Und sie fügt dabei lachend an: «Michael Steiner ist mein Endgegner, was die Schweizer Sprache angeht. Die meisten versteht man ja total gut. Michi als Massstab zu nehmen, wäre schwierig geworden.»

Steiner selbst war Feuer und Flamme, die 33-Jährige für sein Projekt gewinnen zu können. Erst letztes Jahr überzeugte sie Kritiker*innen im deutschen Raum mit ihrer Performance in «Contra», in welchem sie eine Studentin spielt, die von ihrem Juraprofessor (Christoph Maria Herbst) rassistisch beleidigt wird – und schliesslich einen Deal eingehen muss, mit ihm zusammenzuarbeiten.

Netflix macht vieles einfacher

«Early Birds» ist der erste Film, den die Schweiz für den König der Streamingdienste produziert. Wie sieht es denn da mit dem Druck aus, Herr Steiner?

«Ich bin befreiter, weil es Netflix ist. Beim Schweizer Film muss ich durch alle Förderinstitutionen. Da entscheiden Kommissionen, ob man ein Drehbuch gut findet oder nicht. Bei Netflix habe ich nur mit einer Abteilung zu tun. Daraus resultiert, dass die Vorgaben und die Vorstellung klarer sind, was Netflix genau von mir und dem Film erwartet.»

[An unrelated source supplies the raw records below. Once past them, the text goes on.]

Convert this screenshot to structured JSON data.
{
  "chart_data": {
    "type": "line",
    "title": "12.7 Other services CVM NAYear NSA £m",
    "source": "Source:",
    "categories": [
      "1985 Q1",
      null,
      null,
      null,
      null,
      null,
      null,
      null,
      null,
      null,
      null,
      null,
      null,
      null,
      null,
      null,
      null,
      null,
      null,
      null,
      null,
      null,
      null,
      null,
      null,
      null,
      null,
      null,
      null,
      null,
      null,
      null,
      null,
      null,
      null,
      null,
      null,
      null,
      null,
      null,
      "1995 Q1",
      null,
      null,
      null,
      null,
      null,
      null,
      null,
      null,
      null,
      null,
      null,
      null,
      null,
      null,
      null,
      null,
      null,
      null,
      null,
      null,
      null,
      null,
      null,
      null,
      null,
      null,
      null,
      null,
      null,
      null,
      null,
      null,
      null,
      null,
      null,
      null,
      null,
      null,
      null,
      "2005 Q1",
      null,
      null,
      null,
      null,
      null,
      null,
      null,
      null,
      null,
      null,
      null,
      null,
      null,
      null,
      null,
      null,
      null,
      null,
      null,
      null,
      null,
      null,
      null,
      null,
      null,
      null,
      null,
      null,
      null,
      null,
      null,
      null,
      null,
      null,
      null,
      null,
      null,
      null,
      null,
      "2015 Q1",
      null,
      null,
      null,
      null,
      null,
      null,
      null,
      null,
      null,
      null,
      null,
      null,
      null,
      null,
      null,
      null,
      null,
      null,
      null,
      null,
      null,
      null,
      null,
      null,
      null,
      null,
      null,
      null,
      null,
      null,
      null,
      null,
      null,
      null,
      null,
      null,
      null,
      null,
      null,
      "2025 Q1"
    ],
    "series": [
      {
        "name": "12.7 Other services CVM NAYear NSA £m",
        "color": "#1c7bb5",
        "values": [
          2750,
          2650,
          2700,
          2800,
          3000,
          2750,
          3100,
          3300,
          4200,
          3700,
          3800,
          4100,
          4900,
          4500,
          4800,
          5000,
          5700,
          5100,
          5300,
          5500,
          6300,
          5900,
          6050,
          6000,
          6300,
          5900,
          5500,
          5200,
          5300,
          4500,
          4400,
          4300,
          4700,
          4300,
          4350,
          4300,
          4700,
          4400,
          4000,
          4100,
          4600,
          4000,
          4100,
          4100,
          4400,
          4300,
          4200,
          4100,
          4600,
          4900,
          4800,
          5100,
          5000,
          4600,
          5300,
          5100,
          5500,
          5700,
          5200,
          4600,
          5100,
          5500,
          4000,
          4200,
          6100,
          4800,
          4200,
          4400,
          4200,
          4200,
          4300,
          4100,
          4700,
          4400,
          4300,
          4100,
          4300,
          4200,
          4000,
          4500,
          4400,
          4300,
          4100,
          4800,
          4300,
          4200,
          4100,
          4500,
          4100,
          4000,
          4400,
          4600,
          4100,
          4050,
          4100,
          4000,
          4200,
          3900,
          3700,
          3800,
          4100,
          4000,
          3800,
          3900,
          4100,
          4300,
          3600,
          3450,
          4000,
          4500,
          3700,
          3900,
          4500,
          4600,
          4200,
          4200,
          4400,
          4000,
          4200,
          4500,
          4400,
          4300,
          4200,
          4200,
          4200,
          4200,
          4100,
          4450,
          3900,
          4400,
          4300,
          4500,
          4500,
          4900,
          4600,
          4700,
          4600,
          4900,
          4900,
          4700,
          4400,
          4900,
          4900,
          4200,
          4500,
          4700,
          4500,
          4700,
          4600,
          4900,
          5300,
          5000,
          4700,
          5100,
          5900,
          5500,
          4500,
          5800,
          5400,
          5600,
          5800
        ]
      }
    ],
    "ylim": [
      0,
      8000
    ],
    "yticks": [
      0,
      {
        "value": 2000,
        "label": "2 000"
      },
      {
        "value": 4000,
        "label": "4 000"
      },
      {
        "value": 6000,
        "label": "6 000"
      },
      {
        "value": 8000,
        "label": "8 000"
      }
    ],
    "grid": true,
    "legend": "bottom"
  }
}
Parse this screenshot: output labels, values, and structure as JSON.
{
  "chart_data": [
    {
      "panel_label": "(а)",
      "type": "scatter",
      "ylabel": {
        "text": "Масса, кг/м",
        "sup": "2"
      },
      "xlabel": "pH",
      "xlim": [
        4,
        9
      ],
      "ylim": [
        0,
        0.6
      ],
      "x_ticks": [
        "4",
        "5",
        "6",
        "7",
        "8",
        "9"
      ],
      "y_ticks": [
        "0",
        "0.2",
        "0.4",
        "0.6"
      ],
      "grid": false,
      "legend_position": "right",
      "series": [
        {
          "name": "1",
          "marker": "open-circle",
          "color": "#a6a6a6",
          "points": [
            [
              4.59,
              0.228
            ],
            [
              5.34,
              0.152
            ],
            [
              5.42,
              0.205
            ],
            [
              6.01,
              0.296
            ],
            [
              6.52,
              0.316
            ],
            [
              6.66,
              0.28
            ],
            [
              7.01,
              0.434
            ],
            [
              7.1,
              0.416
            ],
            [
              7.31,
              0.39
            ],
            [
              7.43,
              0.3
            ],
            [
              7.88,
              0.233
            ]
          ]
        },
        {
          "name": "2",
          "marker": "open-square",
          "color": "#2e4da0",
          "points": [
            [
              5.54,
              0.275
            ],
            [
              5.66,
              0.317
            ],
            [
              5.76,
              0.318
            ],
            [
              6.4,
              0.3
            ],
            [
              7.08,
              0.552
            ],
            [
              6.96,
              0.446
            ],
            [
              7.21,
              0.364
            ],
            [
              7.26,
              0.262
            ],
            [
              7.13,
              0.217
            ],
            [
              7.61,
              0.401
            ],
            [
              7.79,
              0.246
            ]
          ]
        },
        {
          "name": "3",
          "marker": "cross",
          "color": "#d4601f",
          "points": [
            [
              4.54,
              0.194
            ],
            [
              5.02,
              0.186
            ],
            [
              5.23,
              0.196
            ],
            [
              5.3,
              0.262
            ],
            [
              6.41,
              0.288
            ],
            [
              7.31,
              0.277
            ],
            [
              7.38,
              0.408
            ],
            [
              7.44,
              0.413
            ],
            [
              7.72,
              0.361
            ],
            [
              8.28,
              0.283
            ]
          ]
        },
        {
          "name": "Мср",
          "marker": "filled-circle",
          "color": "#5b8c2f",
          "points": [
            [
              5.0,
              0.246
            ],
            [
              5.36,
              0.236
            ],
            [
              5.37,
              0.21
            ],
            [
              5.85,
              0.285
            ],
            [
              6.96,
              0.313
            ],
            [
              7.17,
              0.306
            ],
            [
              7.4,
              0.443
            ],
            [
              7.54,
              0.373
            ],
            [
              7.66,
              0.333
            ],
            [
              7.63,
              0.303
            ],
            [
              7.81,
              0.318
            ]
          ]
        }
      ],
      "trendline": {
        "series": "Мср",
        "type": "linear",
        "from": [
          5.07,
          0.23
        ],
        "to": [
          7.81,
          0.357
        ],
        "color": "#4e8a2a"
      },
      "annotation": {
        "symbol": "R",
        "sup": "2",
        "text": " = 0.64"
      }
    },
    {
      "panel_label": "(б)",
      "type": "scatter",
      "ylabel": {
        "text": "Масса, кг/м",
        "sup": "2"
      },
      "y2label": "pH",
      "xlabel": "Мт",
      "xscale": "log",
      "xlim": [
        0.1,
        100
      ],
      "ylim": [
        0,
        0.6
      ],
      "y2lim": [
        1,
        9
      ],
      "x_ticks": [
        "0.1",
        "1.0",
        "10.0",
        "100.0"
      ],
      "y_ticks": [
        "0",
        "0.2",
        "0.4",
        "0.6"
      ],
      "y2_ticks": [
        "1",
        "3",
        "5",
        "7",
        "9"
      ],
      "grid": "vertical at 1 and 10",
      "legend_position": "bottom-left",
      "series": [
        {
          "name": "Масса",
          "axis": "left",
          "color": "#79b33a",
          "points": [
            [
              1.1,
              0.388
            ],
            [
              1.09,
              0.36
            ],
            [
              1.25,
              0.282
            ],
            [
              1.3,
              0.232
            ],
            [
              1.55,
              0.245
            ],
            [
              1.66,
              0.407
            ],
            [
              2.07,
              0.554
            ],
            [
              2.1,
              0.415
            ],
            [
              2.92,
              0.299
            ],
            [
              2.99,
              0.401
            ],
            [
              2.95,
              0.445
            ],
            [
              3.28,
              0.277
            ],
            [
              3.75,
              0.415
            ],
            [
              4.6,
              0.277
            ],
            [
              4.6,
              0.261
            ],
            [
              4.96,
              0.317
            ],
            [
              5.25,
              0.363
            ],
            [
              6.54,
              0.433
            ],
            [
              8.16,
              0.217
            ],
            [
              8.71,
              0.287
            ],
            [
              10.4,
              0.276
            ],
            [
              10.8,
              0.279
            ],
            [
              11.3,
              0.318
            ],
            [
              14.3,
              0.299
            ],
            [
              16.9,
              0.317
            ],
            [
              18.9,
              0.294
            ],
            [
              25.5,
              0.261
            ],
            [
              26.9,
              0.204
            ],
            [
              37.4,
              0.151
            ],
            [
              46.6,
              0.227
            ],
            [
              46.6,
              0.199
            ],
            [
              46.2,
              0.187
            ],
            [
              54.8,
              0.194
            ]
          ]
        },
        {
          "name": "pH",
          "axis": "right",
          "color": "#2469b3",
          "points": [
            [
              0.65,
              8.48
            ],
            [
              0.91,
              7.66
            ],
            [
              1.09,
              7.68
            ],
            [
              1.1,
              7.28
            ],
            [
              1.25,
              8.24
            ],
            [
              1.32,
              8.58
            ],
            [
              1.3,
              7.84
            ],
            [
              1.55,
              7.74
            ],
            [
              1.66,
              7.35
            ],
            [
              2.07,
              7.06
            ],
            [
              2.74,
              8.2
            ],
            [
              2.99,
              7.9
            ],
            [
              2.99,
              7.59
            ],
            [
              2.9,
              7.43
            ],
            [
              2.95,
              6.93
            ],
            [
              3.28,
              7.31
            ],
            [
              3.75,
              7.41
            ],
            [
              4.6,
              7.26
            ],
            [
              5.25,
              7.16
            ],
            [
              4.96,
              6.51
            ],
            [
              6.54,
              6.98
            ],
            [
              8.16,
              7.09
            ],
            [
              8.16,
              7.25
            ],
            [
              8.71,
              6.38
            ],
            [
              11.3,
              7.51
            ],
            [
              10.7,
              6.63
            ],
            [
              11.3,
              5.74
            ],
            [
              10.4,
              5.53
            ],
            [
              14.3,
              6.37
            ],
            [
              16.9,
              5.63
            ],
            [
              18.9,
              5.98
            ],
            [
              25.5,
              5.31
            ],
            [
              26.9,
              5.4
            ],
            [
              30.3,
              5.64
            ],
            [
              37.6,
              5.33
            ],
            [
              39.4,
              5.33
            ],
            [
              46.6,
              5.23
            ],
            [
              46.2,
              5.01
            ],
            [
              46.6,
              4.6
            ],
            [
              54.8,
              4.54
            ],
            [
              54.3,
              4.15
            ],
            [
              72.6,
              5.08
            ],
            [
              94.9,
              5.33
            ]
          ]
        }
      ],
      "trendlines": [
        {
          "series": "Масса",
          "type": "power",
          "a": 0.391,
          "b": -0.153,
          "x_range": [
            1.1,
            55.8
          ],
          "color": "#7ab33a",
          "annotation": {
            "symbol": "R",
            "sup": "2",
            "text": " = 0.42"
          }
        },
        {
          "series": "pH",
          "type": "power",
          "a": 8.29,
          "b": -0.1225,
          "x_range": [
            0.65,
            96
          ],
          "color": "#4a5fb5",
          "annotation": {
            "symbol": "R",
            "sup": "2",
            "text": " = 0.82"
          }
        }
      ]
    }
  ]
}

Die Touristen-Flut könnte folgen

Dass er die Schweiz repräsentieren möchte, liegt auf der Hand. Nicht selten sind erfolgreiche Serien oder Filme auf Netflix der Auslöser für eine Touristen-Flut – so etwa «Emily in Paris». Auch wenn Steiner die klassischen Schweizer Sehenswürdigkeiten mit der Langstrasse nicht wirklich zeigen kann, hat er doch einen Weg gefunden, das Matterhorn in den Film einzubauen: «Ich habe ein Bild des Matterhorns als erste Einstellung aufhängen lassen, dann reihert ein Passant vor das Bild und die Kamera fliegt in die Langstrasse raus», erläutert der Regisseur lachend.

Erst jüngst beantwortete der Direktor von Schweiz Tourismus die Frage, ob es denn automatisch zum Reisehype führt, wenn eine Netflix-Produktion erfolgreich ist – nein, meint dieser. Das Interview hat auch Michael Steiner gelesen – und den passenden Konter parat: «Ich glaube, es hat einen massiven Einfluss auf den Tourismus in einem Land. Sobald im nächsten Jahr die Lex Netflix kommt, wird es unzählige Filme geben, in denen die Wahrzeichen der Schweiz zu sehen sind. Das wird mehr für den Tourismus tun als jeder Werbespot mit oder ohne King Roger», sagt er und schaut verschmitzt.

«Early Birds» wird neben Netflix von CH Media und hugofilm koproduziert und soll im Herbst 2023 Premiere feiern.